GitHub Actions — Run on Pull Request

GitHub Actions have different triggers. You can run an action when pushing code to a repository, or when creating a new tag. When building open source packages, you may receive pull requests from users. Typically, you want to run your test suite against the changed code in the pull request.

This tutorial shows you how to use pull requests as a trigger to run a GitHub Action.

GitHub Actions Series Overview

Run Actions on Pull Requests

When creating a new workflow in GitHub’s action builder the default trigger is the push event. You want to extend this to push and pull request events.

Search the line on: [push] in your GitHub Action workflow file. Extend it to on: [push, pull_request] and you’re done.

Here’s a sample configuration to run your action when pushing code to the repository or on pull requests:

name: Run tests

on: [push, pull_request]

jobs:  
  test:
    runs-on: ubuntu-latest

    steps:
    - name: …

This workflow configuration runs on every push and every pull request. Even for pull requests on feature branches or against a playground branch.

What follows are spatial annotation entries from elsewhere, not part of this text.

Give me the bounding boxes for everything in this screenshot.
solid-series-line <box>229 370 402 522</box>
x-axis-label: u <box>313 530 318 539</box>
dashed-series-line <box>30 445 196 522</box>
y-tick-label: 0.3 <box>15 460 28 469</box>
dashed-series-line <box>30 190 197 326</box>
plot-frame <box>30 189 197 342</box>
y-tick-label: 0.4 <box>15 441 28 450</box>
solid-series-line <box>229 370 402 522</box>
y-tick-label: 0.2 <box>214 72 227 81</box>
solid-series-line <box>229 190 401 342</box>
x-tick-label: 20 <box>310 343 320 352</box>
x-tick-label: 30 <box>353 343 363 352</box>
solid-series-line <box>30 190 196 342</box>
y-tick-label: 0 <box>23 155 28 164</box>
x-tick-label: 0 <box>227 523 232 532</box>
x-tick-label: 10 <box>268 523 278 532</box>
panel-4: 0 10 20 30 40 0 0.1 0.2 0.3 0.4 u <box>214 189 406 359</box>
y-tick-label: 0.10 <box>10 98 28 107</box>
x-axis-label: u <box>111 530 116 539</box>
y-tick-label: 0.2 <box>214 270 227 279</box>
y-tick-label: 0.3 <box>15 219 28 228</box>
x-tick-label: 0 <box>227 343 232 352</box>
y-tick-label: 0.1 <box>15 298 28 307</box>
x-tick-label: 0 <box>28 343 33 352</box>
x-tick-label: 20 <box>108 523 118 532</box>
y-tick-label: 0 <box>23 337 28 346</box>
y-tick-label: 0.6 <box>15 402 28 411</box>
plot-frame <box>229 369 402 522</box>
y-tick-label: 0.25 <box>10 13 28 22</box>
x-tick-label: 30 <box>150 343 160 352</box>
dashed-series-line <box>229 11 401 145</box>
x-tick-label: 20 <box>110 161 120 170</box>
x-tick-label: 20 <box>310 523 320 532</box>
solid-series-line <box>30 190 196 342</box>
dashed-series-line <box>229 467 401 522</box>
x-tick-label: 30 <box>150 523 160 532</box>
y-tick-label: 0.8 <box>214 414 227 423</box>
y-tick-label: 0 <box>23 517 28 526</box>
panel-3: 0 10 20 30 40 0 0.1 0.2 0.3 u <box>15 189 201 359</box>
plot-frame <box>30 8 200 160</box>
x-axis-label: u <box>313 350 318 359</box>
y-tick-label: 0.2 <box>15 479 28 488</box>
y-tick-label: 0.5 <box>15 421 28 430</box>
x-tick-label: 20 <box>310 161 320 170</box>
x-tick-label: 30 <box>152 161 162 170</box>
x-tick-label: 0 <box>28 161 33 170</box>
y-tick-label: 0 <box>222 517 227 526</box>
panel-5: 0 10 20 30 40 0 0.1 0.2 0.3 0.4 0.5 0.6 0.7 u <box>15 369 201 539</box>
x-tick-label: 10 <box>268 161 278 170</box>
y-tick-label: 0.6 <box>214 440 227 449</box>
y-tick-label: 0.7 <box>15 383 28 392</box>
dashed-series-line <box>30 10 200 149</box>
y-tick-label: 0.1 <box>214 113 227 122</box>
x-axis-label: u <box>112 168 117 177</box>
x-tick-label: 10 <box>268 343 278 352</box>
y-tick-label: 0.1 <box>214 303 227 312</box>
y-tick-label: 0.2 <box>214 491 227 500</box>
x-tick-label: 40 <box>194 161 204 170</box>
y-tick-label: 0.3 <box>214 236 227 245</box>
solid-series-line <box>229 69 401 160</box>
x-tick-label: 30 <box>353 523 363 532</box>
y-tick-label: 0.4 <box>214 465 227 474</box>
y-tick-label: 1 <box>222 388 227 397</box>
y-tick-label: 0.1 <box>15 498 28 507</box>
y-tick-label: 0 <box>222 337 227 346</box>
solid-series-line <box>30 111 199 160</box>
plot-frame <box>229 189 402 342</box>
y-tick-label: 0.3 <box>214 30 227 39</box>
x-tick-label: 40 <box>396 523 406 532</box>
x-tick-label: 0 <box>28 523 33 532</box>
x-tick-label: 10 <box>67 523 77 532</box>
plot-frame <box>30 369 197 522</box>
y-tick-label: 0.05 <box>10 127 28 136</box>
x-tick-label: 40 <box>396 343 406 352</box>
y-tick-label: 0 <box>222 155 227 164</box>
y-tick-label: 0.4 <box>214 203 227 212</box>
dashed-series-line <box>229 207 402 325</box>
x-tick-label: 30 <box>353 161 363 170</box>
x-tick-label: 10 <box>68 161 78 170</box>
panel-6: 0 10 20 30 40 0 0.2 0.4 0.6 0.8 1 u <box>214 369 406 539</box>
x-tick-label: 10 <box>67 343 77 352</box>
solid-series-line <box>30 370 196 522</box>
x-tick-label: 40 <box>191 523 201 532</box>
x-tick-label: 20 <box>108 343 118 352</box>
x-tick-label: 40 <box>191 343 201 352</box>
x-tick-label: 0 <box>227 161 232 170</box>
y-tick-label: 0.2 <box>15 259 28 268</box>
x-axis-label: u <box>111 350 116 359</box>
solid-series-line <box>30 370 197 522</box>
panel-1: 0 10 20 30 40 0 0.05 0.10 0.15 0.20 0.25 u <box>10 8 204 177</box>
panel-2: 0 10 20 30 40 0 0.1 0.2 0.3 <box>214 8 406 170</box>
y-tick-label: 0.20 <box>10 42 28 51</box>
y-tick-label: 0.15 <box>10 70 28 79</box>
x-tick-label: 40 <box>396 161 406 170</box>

Refining the Pull Request Trigger

Open source projects receive unlimited GitHub Action minutes. Private repositories include 2,000 minutes each month. You may want to restrict action runs to save minutes.

For example, you can restrict actions on pull requests to only run when created against the master branch:

name: Run tests

on:  
  push:
  pull_request:
    branches:
      - master

jobs:  
  test:
    runs-on: ubuntu-latest

    steps:
    - name: …

This workflow configuration runs the jobs on each push and pull requests against the master branch.